15:29 Setelah meninggalkan daerah itu, Yesus menyusur pantai danau Galilea dan naik ke atas bukit lalu duduk di situ.

15:30 Kemudian orang banyak berbondong-bondong datang kepada-Nya membawa orang lumpuh, orang timpang, orang buta, orang bisu dan banyak lagi yang lain, lalu meletakkan mereka pada kaki Yesus dan Ia menyembuhkan mereka semuanya. 15:31 Maka takjublah orang banyak itu melihat orang bisu berkata-kata, orang timpang sembuh, orang lumpuh berjalan, orang buta melihat, dan mereka memuliakan Allah Israel. 

Yohanes 10

10:1 "Aku berkata kepadamu: Sesungguhnya siapa yang masuk ke dalam kandang domba dengan tidak melalui pintu, tetapi dengan memanjat tembok, ia adalah seorang pencuri dan seorang perampok; 10:2 tetapi siapa yang masuk melalui pintu, ia adalah gembala domba. 10:3 Untuk dia penjaga membuka pintu dan domba-domba mendengarkan suaranya dan ia memanggil domba-dombanya masing-masing menurut namanya dan menuntunnya ke luar. 10:4 Jika semua dombanya telah dibawanya ke luar, ia berjalan di depan mereka dan domba-domba itu mengikuti dia, karena mereka mengenal suaranya. 10:5 Tetapi seorang asing pasti tidak mereka ikuti, malah mereka lari dari padanya, karena suara orang-orang asing tidak mereka kenal." 

10:6 Itulah yang dikatakan Yesus dalam perumpamaan kepada mereka, tetapi mereka tidak mengerti apa maksudnya Ia berkata demikian kepada mereka. 10:7 Maka kata Yesus sekali lagi: "Aku berkata kepadamu, sesungguhnya Akulah pintu ke domba-domba itu. 10:8 Semua orang yang datang sebelum Aku, adalah pencuri dan perampok, dan domba-domba itu tidak mendengarkan mereka. 10:9 Akulah pintu; barangsiapa masuk melalui Aku, ia akan selamat dan ia akan masuk dan keluar dan menemukan padang rumput. 10:10 Pencuri datang hanya untuk mencuri dan membunuh dan membinasakan; Aku datang, supaya mereka mempunyai hidup, dan mempunyainya dalam segala kelimpahan. 

10:11 Akulah gembala yang baik.
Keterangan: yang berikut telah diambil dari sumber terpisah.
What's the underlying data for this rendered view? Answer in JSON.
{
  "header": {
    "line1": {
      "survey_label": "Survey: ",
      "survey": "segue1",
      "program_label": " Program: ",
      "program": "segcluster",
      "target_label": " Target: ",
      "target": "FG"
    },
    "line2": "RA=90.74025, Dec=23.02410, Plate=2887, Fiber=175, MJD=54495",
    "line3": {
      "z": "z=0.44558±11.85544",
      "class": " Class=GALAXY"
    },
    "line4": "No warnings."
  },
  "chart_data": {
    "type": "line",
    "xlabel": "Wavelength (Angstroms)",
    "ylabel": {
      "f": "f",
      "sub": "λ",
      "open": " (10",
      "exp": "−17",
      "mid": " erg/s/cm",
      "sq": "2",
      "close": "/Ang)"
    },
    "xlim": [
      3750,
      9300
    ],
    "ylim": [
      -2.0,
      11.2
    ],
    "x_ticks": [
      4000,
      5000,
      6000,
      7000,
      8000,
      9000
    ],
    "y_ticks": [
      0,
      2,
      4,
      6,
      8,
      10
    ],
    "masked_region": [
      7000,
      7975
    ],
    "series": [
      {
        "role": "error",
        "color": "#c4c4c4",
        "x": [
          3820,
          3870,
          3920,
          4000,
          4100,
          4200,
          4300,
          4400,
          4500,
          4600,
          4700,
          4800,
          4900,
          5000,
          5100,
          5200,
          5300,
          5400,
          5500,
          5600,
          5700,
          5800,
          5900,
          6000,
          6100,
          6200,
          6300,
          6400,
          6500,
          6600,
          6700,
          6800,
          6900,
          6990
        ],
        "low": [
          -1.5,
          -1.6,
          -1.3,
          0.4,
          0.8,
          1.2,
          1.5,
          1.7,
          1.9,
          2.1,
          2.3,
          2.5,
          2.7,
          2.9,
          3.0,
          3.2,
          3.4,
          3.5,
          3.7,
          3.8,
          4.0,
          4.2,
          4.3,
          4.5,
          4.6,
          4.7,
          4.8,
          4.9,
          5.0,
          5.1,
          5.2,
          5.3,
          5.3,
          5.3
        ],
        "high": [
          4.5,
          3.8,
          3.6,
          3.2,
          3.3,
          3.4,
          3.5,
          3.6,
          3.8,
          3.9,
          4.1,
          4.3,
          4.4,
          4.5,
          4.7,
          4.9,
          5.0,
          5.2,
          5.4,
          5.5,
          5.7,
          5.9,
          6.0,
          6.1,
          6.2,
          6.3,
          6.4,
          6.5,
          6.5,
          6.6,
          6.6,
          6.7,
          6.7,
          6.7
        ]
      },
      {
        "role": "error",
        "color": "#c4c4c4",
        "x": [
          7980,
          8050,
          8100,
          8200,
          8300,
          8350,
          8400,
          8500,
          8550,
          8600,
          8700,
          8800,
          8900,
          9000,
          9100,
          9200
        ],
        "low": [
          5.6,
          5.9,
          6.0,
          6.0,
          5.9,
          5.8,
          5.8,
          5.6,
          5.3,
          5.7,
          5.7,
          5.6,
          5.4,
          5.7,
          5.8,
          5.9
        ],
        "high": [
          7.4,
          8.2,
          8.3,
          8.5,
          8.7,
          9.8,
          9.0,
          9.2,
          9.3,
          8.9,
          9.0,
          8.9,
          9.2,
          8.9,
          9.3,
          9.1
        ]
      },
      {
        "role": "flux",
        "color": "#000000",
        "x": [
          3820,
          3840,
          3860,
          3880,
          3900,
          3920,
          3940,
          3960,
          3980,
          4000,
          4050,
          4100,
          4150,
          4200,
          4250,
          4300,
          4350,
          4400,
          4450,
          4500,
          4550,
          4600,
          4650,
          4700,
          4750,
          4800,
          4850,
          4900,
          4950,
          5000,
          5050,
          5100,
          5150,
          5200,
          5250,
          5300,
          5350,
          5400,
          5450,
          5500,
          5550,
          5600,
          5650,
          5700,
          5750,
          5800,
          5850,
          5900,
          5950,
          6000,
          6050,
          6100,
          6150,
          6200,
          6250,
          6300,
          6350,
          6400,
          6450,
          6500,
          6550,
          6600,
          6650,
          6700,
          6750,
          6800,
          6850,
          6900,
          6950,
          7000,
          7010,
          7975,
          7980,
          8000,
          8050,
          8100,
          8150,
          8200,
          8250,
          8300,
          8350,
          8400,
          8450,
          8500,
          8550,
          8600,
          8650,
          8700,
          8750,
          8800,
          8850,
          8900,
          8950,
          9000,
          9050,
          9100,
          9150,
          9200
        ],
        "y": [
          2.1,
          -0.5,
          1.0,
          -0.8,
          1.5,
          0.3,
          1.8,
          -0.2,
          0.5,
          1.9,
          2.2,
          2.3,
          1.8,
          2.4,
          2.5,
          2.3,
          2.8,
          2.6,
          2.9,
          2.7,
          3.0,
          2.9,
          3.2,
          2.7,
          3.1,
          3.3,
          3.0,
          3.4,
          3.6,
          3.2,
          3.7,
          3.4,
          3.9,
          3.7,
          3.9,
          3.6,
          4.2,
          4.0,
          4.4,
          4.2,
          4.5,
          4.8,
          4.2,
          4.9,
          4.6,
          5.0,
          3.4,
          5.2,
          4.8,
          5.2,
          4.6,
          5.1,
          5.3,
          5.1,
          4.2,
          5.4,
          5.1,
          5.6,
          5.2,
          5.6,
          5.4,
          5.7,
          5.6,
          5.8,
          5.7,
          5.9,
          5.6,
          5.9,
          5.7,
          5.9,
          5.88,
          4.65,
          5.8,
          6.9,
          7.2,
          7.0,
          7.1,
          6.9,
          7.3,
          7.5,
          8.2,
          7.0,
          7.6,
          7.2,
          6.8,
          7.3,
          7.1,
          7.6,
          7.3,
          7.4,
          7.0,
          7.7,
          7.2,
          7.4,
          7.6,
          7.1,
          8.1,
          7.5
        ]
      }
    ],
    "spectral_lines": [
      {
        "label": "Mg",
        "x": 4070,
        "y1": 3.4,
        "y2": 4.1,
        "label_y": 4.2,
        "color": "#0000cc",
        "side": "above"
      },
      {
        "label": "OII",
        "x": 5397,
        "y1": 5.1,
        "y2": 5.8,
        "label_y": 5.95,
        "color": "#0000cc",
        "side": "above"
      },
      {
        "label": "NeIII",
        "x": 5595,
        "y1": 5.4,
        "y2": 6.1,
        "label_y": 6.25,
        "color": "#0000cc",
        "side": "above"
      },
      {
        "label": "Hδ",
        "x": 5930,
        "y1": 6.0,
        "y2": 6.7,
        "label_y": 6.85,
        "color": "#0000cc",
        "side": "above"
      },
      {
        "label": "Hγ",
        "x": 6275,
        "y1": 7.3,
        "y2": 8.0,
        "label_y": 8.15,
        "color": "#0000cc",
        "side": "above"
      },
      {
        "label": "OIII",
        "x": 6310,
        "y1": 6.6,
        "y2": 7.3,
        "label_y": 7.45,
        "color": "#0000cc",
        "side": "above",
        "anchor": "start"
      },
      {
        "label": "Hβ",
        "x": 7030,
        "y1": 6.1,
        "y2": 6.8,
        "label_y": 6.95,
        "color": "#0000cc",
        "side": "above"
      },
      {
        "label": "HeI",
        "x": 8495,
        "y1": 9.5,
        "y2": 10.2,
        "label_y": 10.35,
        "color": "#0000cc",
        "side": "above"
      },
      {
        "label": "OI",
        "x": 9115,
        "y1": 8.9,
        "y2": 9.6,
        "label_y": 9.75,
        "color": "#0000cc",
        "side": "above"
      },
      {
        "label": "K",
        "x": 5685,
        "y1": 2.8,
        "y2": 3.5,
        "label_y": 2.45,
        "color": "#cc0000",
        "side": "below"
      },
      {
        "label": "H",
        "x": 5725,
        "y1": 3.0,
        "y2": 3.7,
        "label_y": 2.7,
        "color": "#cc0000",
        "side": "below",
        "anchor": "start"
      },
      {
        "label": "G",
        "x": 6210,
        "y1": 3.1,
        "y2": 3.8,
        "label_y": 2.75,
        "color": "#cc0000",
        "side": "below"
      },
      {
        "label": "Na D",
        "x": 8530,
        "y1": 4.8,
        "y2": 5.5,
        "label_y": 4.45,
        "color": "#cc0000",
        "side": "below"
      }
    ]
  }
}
Gembala yang baik memberikan nyawanya bagi domba-dombanya; 10:12 sedangkan seorang upahan yang bukan gembala, dan yang bukan pemilik domba-domba itu sendiri, ketika melihat serigala datang, meninggalkan domba-domba itu lalu lari, sehingga serigala itu menerkam dan mencerai-beraikan domba-domba itu. 10:13 Ia lari karena ia seorang upahan dan tidak memperhatikan domba-domba itu. 10:14 Akulah gembala yang baik dan Aku mengenal domba-domba-Ku dan domba-domba-Ku mengenal Aku 10:15 sama seperti Bapa mengenal Aku dan Aku mengenal Bapa, dan Aku memberikan nyawa-Ku bagi domba-domba-Ku. 

10:16 Ada lagi pada-Ku domba-domba lain, yang bukan dari kandang ini; domba-domba itu harus Kutuntun juga dan mereka akan mendengarkan suara-Ku dan mereka akan menjadi satu kawanan dengan satu gembala. 10:17 Bapa mengasihi Aku, oleh karena Aku memberikan nyawa-Ku untuk menerimanya kembali. 10:18 Tidak seorang pun mengambilnya dari pada-Ku, melainkan Aku memberikannya menurut kehendak-Ku sendiri. Aku berkuasa memberikannya dan berkuasa mengambilnya kembali. Inilah tugas yang Kuterima dari Bapa-Ku." 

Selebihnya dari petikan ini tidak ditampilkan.